AURORA | A background in public education, experience in a large school district and a proven track record with diversity and inclusion were some of the top characteristics that community members said they would like Aurora Public Schools’ new superintendent to have, according to the results of a report released yesterday.

At Tuesday evening’s board meeting, the school board was presented with the results of a “candidate profile” compiled by HYA, the firm that APS contracted with to conduct the search for its next superintendent. The final report is now available on the district’s website.

HYA held a series of focus groups and individual interviews over the course of the past month to gather feedback about what people wanted in the district’s next leader, along with sending out an online survey. The focus groups and personal interviews included a total of 500 people, and 1,884 people completed the online survey. Participants included APS students, parents, teachers and staff.
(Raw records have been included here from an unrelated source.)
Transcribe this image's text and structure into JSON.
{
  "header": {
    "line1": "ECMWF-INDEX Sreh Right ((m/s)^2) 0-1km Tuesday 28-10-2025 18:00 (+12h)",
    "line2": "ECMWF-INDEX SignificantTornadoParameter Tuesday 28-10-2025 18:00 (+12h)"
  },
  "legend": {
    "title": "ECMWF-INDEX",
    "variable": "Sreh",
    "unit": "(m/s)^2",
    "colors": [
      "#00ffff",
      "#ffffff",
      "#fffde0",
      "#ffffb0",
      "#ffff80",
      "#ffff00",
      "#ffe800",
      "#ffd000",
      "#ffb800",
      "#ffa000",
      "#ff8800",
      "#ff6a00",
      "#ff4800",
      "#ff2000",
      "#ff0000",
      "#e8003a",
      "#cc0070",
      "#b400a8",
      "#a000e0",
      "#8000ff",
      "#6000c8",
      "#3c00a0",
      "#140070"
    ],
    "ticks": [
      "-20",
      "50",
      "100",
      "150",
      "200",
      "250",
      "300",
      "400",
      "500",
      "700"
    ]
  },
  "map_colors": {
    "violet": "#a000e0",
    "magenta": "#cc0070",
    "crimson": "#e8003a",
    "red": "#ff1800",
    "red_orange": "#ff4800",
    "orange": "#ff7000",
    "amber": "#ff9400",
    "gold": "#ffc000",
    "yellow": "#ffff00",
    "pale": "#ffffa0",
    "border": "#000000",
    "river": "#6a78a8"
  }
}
Scott Siegfried, one of the HYA associates leading the search, said that the firm asked people to describe APS’ biggest strengths, biggest challenges and the qualities they wanted in a new leader. The four main traits people named were:

-Demonstrated strength and skills in diversity, equity, and inclusion

-Demonstrated ability to provide effective leadership to a large school district

-Demonstrated strength and skills in providing physically and psychologically safe schools

-Someone with a background and belief in public schools

Overwhelmingly, Siegfried said people cited the district’s diversity as one of its key strengths, along with a supportive community, its dedicated teachers and staff and its opportunities for students.
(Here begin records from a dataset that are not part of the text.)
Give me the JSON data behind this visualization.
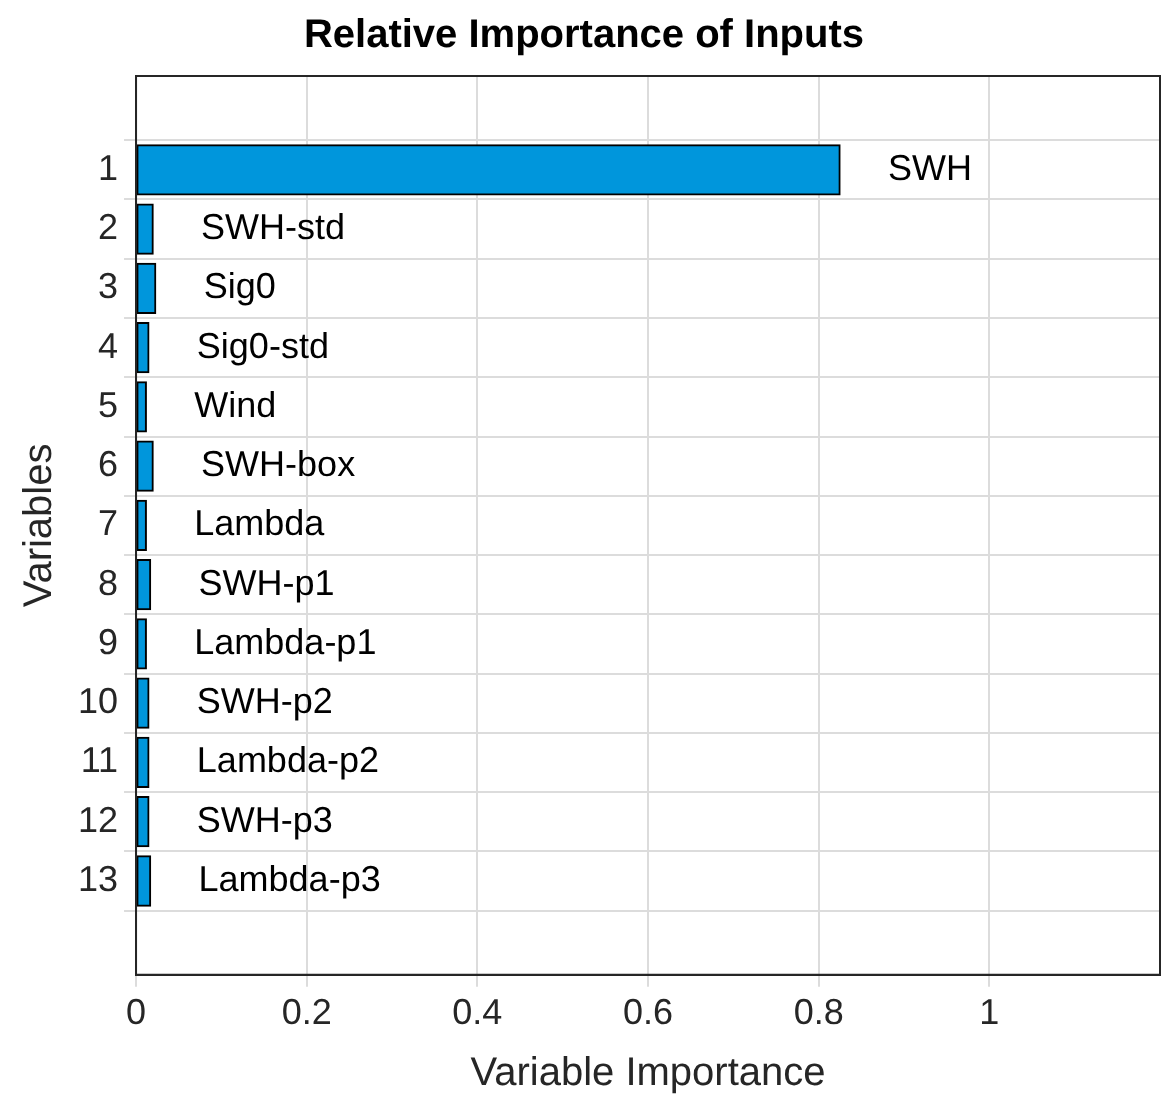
{
  "chart_data": {
    "type": "bar",
    "orientation": "horizontal",
    "title": "Relative Importance of Inputs",
    "xlabel": "Variable Importance",
    "ylabel": "Variables",
    "categories": [
      "1",
      "2",
      "3",
      "4",
      "5",
      "6",
      "7",
      "8",
      "9",
      "10",
      "11",
      "12",
      "13"
    ],
    "values": [
      0.825,
      0.02,
      0.023,
      0.015,
      0.012,
      0.02,
      0.012,
      0.017,
      0.012,
      0.015,
      0.015,
      0.015,
      0.017
    ],
    "color": "#0096dc",
    "xlim": [
      0,
      1.2
    ],
    "xticks": [
      0,
      0.2,
      0.4,
      0.6,
      0.8,
      1
    ],
    "grid": true,
    "annotations": [
      "SWH",
      "SWH-std",
      "Sig0",
      "Sig0-std",
      "Wind",
      "SWH-box",
      "Lambda",
      "SWH-p1",
      "Lambda-p1",
      "SWH-p2",
      "Lambda-p2",
      "SWH-p3",
      "Lambda-p3"
    ]
  }
}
On the flip side, one of the biggest challenges people cited was the ability of the district to effectively meet the needs of its diverse student population. Other challenges included the impact of trauma, poverty and language barriers and physical and psychological safety in schools. HYA held focus groups with students at seven APS high schools, and Siegfried said the students specifically cited issues with violence and drugs at schools.
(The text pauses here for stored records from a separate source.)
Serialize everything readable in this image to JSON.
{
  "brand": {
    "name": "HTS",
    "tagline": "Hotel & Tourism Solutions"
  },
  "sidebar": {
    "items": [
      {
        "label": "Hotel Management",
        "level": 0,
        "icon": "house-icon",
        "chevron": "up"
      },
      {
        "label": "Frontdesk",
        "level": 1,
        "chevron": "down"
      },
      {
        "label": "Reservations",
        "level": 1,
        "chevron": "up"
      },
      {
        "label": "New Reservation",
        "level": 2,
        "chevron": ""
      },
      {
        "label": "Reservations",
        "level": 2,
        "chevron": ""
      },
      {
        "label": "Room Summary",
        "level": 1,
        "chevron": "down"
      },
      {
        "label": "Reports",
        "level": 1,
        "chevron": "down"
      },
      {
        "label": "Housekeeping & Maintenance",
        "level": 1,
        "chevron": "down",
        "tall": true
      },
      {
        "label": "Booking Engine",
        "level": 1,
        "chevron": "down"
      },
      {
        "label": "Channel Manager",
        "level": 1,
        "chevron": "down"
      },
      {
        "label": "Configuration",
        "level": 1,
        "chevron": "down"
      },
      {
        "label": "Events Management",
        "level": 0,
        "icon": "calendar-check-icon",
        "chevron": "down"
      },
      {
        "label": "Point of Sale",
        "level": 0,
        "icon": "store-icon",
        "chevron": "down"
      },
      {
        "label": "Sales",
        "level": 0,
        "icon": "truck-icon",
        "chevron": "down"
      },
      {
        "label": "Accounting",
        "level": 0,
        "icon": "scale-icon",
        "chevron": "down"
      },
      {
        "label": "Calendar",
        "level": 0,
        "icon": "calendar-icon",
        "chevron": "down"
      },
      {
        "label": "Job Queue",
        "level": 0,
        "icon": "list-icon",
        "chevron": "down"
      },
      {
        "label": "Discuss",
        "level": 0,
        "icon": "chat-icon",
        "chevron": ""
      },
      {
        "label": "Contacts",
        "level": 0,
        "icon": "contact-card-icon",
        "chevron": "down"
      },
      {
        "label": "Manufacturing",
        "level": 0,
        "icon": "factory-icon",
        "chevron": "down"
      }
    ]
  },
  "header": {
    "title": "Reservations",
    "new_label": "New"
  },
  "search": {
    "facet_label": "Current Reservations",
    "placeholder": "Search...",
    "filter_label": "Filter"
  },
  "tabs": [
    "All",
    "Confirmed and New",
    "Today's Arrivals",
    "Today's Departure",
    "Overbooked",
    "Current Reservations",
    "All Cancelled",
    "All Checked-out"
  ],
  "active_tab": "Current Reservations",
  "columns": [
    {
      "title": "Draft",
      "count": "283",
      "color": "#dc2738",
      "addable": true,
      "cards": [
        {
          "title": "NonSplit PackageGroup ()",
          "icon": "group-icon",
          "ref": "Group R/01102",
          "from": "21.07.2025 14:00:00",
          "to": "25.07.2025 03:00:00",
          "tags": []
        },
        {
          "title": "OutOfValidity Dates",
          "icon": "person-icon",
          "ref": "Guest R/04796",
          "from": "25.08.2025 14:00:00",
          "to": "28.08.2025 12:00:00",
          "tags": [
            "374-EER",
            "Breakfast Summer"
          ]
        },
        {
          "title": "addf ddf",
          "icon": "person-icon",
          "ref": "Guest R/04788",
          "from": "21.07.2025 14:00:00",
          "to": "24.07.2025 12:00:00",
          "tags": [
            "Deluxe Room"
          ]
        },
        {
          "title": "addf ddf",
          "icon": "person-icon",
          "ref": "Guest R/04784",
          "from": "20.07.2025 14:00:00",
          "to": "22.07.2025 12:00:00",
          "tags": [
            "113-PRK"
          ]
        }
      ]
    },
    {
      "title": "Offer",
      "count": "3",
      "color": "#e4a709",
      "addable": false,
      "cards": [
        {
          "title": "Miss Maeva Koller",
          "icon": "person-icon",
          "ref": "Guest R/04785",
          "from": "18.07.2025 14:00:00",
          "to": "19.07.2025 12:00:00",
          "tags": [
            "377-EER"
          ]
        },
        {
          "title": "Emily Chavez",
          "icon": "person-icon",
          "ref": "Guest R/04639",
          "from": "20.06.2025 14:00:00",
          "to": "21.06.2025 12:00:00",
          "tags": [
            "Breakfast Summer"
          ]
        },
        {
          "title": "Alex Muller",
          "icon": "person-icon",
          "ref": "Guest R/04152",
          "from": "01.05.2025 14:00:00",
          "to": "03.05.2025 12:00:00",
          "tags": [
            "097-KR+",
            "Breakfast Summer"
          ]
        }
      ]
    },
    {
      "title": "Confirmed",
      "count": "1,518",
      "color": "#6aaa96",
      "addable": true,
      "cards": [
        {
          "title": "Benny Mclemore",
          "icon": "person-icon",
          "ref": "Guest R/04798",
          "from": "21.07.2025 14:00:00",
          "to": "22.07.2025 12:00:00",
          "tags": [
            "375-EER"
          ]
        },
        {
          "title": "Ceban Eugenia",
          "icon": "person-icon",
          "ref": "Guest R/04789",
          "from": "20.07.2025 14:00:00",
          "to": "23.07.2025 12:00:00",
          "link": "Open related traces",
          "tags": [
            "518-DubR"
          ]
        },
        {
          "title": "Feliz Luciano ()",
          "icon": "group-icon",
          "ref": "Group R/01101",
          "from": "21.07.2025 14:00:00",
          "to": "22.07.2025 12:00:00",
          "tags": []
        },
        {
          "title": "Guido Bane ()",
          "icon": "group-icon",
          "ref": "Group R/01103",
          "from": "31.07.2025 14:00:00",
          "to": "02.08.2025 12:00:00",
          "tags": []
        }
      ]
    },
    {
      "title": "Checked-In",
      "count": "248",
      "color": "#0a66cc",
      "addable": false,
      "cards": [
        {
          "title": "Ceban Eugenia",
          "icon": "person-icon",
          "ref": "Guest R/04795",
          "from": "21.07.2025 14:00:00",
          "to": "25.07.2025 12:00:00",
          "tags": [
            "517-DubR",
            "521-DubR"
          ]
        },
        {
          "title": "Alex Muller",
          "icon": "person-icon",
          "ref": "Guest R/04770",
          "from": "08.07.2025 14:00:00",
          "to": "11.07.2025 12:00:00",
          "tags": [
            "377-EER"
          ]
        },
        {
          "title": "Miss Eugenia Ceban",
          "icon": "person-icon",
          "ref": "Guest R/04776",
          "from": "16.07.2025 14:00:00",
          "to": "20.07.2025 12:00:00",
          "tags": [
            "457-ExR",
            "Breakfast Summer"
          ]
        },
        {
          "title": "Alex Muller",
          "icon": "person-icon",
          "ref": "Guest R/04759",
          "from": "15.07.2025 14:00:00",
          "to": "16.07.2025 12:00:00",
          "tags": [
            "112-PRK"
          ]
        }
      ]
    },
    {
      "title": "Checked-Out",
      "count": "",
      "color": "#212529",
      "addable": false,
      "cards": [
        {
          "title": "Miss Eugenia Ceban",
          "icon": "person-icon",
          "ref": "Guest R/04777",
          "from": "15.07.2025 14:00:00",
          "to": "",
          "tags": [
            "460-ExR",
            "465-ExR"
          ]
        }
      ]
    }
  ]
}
On the staff side, Siegfried said a significant issue was a lack of trust across the organization, though the firm was not able to pin down a clear cause.

“Regardless, the impact is real and permeates the culture of the district,” the report said. “Trust appears to have been eroded with communication struggles, competing visions and siloed department functioning creating an atmosphere of competition instead of collaboration.”

In speaking to staff at focus groups, Siegfried said issues around school closures as part of Blueprint APS were brought up multiple times and may be a driving factor.

“It was the ‘how’ of things, not the what as much but the how things happened in their estimation,” he said.

The board’s own ability to work together was also named as one of the district’s top five challenges.

“There’s questions in the community around the seven of you, and a feeling that at times you are divisive amongst each other and with leadership,” Siegfried said.

The hiring application for the position closes on Friday. So far, Siegfried said that 24 people have started or completed an application.

In an earlier interview with the Sentinel, HYA vice president Mike Ritchie said that the firm typically gets 20 to 50 candidates per search.

Siegfried said that APS currently has a strong candidate pool.

“There are some individuals who would be great for Aurora,” he said.

Siegfried said the firm will suggest a slate of six to eight final candidates based on the candidate profile, who will then deliver a presentation to the board in closed session at a March 20 meeting. On March 28, the board is scheduled to publicly announce the final candidates on March 28, who will visit the district in person and have final interviews in April.

Ritchie said that they aim for boards to select three finalists, but it sometimes is two or four instead.

At Tuesday’s meeting, Siegfried suggested moving up the timeline for when HYA delivers its slate of finalists to the board to give the candidates more prep time before they present and more time for the board to consider their applications. The board is now scheduled to meet with HYA on March 14 in closed session to be presented with the slate.